The restructuring reduced the company’s debt by nearly 75% and injected approximately $500 million in new financing, leaving the retailer with additional liquidity to support daily operations and invest in its stores. Van Raemdonck said the new corporate identity reflects a commitment to higher standards for the brands it represents, the customers it serves and the employees who work throughout the organization.

Consumers will not notice any changes to the store names. Shoppers will continue visiting Saks Fifth Avenue, Neiman Marcus and Bergdorf Goodman, while Exemplar Luxury Group will exist solely as the parent company overseeing the portfolio.

The financial reset comes with a dramatically smaller retail footprint.
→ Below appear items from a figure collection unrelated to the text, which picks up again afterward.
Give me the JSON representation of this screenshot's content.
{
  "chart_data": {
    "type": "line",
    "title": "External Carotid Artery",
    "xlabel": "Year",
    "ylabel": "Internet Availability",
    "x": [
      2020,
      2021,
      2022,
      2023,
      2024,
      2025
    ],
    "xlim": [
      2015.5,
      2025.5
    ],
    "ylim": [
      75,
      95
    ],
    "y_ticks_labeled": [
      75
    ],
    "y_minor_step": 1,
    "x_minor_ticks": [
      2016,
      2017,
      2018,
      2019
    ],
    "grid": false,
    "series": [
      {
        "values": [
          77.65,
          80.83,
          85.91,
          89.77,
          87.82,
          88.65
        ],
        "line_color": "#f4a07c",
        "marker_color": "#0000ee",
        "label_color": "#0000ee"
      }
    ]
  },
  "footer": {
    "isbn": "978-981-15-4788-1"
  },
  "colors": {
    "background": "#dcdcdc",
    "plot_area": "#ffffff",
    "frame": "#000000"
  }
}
The company now operates 49 full-line stores consisting of 15 Saks Fifth Avenue locations, 33 Neiman Marcus stores and the single Bergdorf Goodman flagship on Manhattan’s Fifth Avenue. Meanwhile, the company’s Saks Off 5th discount business has been reduced to just 12 locations after the closure of most of its outlet stores.

The company’s financial troubles stem largely from its ambitious expansion. Saks Global completed its $2.7 billion acquisition of the Neiman Marcus Group in December 2024, betting that combining several of the nation’s premier luxury retailers would generate greater purchasing power and operating efficiencies. Instead, the combined company struggled under its debt burden and fell behind on payments owed to many of the luxury brands and vendors supplying its stores.

The company filed for Chapter 11 bankruptcy protection in January, and a Texas bankruptcy court approved its restructuring plan in early June, allowing the retailer to complete one of the fastest major retail bankruptcies in recent years.

A newly formed board of directors will now oversee the company. Pentwater Capital Management and Bracebridge Capital, the investment firms that supported the restructuring, will each appoint two members to the seven-person board. Van Raemdonck will also serve on the board alongside two independent directors with extensive retail experience.

Those independent directors include Dave Kimbell, former Chief Executive of Ulta Beauty, who previously held executive roles at PepsiCo and Procter & Gamble and currently serves on the board of Best Buy, and Philippe Schaus, the former head of Moët Hennessy and previously Chief Executive of DFS Group, where he spent more than a decade on the executive committee of luxury giant LVMH.

Looking ahead, van Raemdonck said management’s primary objective is to clearly differentiate each of the three retail banners so they appeal to distinct luxury customers rather than competing against one another. He believes operating under one corporate umbrella will allow the company to spread investments in technology, merchandising and staffing across all three brands more efficiently than if each operated independently.

He also said the company has already begun repaying key vendors and rebuilding merchandise inventories, important steps toward restoring confidence among luxury fashion houses whose products drive customer traffic.

The broader challenge remains the luxury consumer. While many retailers continue to face cautious spending, van Raemdonck expressed confidence that affluent shoppers remain willing to spend on premium brands. He pointed to successful product launches, exclusive in-store events and luxury trunk shows that generated record sales over the past year, arguing that consumers continue responding when brands deliver compelling merchandise and experiences.

The outcome extends well beyond the company’s own balance sheet. Saks Fifth Avenue, Neiman Marcus and Bergdorf Goodman serve as anchor tenants in premier shopping districts and major malls across the country while providing an important sales channel for luxury fashion, jewelry and accessories brands. Every store closure affects employees, suppliers, designers and commercial landlords alike.

With bankruptcy now behind it, Exemplar Luxury Group begins its next chapter as a smaller, financially stronger retailer. The challenge ahead will be proving that a leaner organization with less debt can succeed where its larger predecessor struggled—delivering sustainable profits while serving an increasingly selective luxury consumer.